As Sanders Gains, Clinton Says She's 'Anxious' for His Tax Plan
Democratic presidential candidate Hillary Clinton on Monday tweaked opponent Bernie Sanders for not yet releasing his tax proposals, adding yet another issue to her list of policy complaints about the Vermont senator who is rapidly gaining on her in many polls.
"I have laid out, specifically, my tax plans, and my friend, Senator Sanders, has said that he will lay out his before the Iowa caucus, and I and others will be anxious to see them," she said at the Iowa Black & Brown Forum in Des Moines, where she followed Sanders and former Maryland Governor Martin O'Malley, who each appeared separately on stage.
Earlier in the day, Clinton called for a 4 percent "surcharge" on incomes of more than $5 million and will propose additional tax measures later this week. She's already proposed ideas aimed at cracking down on inversions and other mechanisms that U.S. corporations use to cut their tax bills.
After the forum, Sanders campaign manager Jeff Weaver told reporters that his candidate's proposals for taxes on individuals will be released before the Feb. 1 caucuses and will "fund much of the rest of his agenda."

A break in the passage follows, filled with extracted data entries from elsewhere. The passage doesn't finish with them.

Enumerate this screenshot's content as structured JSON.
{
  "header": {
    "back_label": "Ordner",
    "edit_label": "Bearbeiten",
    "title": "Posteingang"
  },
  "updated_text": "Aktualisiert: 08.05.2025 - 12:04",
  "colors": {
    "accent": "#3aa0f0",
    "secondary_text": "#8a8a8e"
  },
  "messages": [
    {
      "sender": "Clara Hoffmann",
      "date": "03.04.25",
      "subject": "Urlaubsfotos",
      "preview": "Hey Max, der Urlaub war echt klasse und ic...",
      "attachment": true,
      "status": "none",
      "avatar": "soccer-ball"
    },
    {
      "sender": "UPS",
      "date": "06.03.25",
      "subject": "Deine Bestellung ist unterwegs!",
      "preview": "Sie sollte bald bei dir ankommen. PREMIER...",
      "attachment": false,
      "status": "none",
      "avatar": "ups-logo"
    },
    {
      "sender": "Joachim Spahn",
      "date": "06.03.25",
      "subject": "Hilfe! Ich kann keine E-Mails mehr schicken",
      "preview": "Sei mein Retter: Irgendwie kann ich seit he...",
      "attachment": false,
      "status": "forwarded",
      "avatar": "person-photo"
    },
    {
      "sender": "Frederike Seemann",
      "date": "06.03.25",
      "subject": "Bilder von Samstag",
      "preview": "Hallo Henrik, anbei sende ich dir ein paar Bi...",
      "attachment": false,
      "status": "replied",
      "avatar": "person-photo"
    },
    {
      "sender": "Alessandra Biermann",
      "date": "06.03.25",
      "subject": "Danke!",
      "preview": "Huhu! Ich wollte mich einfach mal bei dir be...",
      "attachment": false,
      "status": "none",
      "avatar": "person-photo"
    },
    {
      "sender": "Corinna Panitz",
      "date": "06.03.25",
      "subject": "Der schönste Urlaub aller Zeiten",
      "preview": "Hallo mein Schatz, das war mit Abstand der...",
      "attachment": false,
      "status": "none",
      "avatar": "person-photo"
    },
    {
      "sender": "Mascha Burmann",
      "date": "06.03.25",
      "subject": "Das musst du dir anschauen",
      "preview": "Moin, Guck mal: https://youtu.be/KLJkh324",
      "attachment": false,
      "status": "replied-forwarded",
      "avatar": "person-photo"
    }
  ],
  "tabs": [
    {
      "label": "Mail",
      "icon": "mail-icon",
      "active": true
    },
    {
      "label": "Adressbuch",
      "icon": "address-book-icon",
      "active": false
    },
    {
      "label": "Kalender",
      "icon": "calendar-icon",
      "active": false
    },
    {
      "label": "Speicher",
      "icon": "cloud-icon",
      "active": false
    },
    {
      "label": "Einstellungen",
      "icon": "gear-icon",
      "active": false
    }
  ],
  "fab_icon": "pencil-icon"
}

For months, Sanders and Clinton contrasted their positions but avoided more direct combat. That's changed since the start of the year, and Sanders charged Monday that Clinton is tweaking him more because she feels pressure as her lead shrinks in many polls.

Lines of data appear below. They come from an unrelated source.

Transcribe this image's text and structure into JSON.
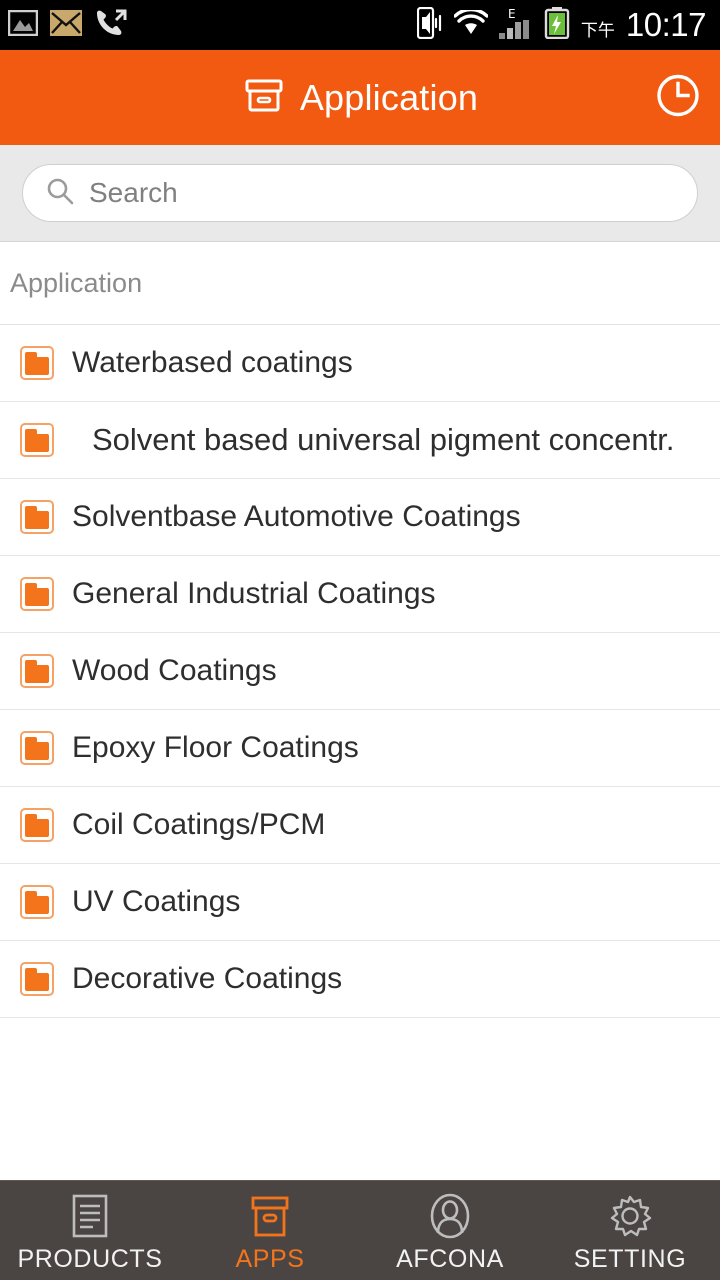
{
  "statusbar": {
    "left_icons": [
      "gallery-icon",
      "email-icon",
      "outgoing-call-icon"
    ],
    "right_icons": [
      "vibrate-icon",
      "wifi-icon",
      "edge-signal-icon",
      "battery-charging-icon"
    ],
    "signal_type": "E",
    "ampm": "下午",
    "time": "10:17"
  },
  "header": {
    "icon": "archive-box-icon",
    "title": "Application",
    "right_icon": "clock-icon"
  },
  "search": {
    "icon": "search-icon",
    "placeholder": "Search"
  },
  "section": {
    "label": "Application"
  },
  "list": {
    "items": [
      {
        "icon": "folder-icon",
        "label": "Waterbased coatings",
        "indent": false
      },
      {
        "icon": "folder-icon",
        "label": "Solvent based universal pigment concentr.",
        "indent": true
      },
      {
        "icon": "folder-icon",
        "label": "Solventbase Automotive Coatings",
        "indent": false
      },
      {
        "icon": "folder-icon",
        "label": "General Industrial Coatings",
        "indent": false
      },
      {
        "icon": "folder-icon",
        "label": "Wood Coatings",
        "indent": false
      },
      {
        "icon": "folder-icon",
        "label": "Epoxy Floor Coatings",
        "indent": false
      },
      {
        "icon": "folder-icon",
        "label": "Coil Coatings/PCM",
        "indent": false
      },
      {
        "icon": "folder-icon",
        "label": "UV Coatings",
        "indent": false
      },
      {
        "icon": "folder-icon",
        "label": "Decorative Coatings",
        "indent": false
      }
    ]
  },
  "bottomnav": {
    "items": [
      {
        "icon": "document-icon",
        "label": "PRODUCTS",
        "active": false
      },
      {
        "icon": "archive-box-icon",
        "label": "APPS",
        "active": true
      },
      {
        "icon": "person-circle-icon",
        "label": "AFCONA",
        "active": false
      },
      {
        "icon": "gear-icon",
        "label": "SETTING",
        "active": false
      }
    ]
  },
  "colors": {
    "accent_orange": "#F25A11",
    "icon_orange": "#F4741B",
    "nav_background": "#4A4543",
    "statusbar_background": "#000000",
    "search_background": "#E9E9E9"
  }
}
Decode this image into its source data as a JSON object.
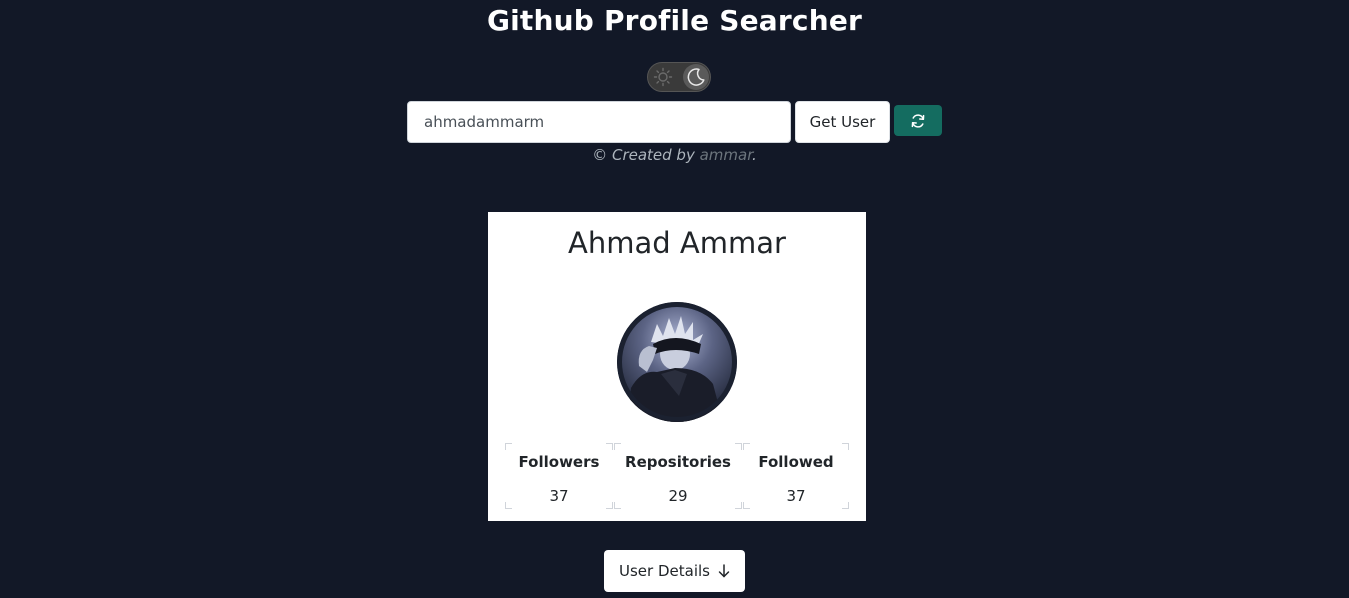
{
  "header": {
    "title": "Github Profile Searcher"
  },
  "theme_toggle": {
    "state": "dark",
    "icons": [
      "sun-icon",
      "moon-icon"
    ]
  },
  "search": {
    "value": "ahmadammarm",
    "button_label": "Get User",
    "refresh_icon": "refresh-icon"
  },
  "credit": {
    "prefix": "© Created by ",
    "author": "ammar",
    "suffix": "."
  },
  "profile": {
    "name": "Ahmad Ammar",
    "stats": [
      {
        "label": "Followers",
        "value": "37"
      },
      {
        "label": "Repositories",
        "value": "29"
      },
      {
        "label": "Followed",
        "value": "37"
      }
    ]
  },
  "details_button": {
    "label": "User Details",
    "icon": "arrow-down-icon"
  },
  "colors": {
    "background": "#121827",
    "card": "#ffffff",
    "accent": "#146c60"
  }
}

Faced with questions from a four-person panel at the forum, Sanders was asked if Clinton was getting more aggressive toward him. "Yes," he said, extending the vowel for comic effect. "It could be that the inevitable candidate for the Democratic nomination may not be so inevitable today."
With three weeks until the Iowa caucuses, polling of the Democratic field has tightened. Among likely Democratic caucus-goers, Clinton led 48 percent to 45 percent over Sanders in a Wall Street Journal/NBC News/Marist survey released Sunday. That 3-point margin is much smaller than the leads she's had in most polls in the state even as Sanders has made gains. O'Malley got the support of 5 percent of Iowa Democrats in that poll.
The forum, which was started in 1984, is billed as one of the oldest non-partisan forums for presidential candidates in the nation, though Republicans didn't participate this year. Iowa's population is 87.8 percent non-Hispanic white, according to U.S. Census data.
Clinton has honed in on Sanders's mixed record on gun laws, especially his vote in favor of a 2005 bill granting legal immunity to gun sellers and manufacturers.
Asked twice if he made a mistake on that vote, Sanders said "no," arguing that he wouldn't want a small Vermont gun shop to face a lawsuit if a gun it sold legally was used in a crime. "Like many pieces of legislation, it is complicated," he said.
The discussion at the forum didn't just focus on the horserace as the candidates weighed in on a range of issues affecting various minority groups.
Clinton said that she would not become the next "deporter-in-chief," as President Barack Obama is often described by immigrant communities, and called on the Department of Homeland Security to stop raids on Central American families seeking asylum. Raids are "sowing discord and fear," she said.
She declined to promise not to deport children. "I cannot sit here and tell you that I have a blanket rule about who or who will not be allowed into the country to stay," she said. Speaking just before her, O'Malley, who's been outspoken on the issue, made that pledge.
Sanders said that Puerto Rico's debt crisis must be handled in a way that doesn't favor bondholders over the people of the island. Sanders said he would "stand up to the Wall Street thugs who want to see schools closed down and health care diminished in Puerto Rico and develop and negotiated a repayment schedule that is fair and not simply what Wall Street wants."
Clinton said last week that her New Year's resolution was to ignore Republican front-runner Donald Trump, but she couldn't resist the opportunity to get in a few shots at him.
"He was basically a Democrat before he was a Republican," she said, and was someone she knew while serving as senator from New York. "He was supportive of a lot of the causes I cared about."
Moments later, asked if Sanders could become president, she responded that "anybody can win."
"Who would have thought that Donald Trump would be leading in national polls?" she said. "I mean for those of you who have ever thought about running for president, take heart."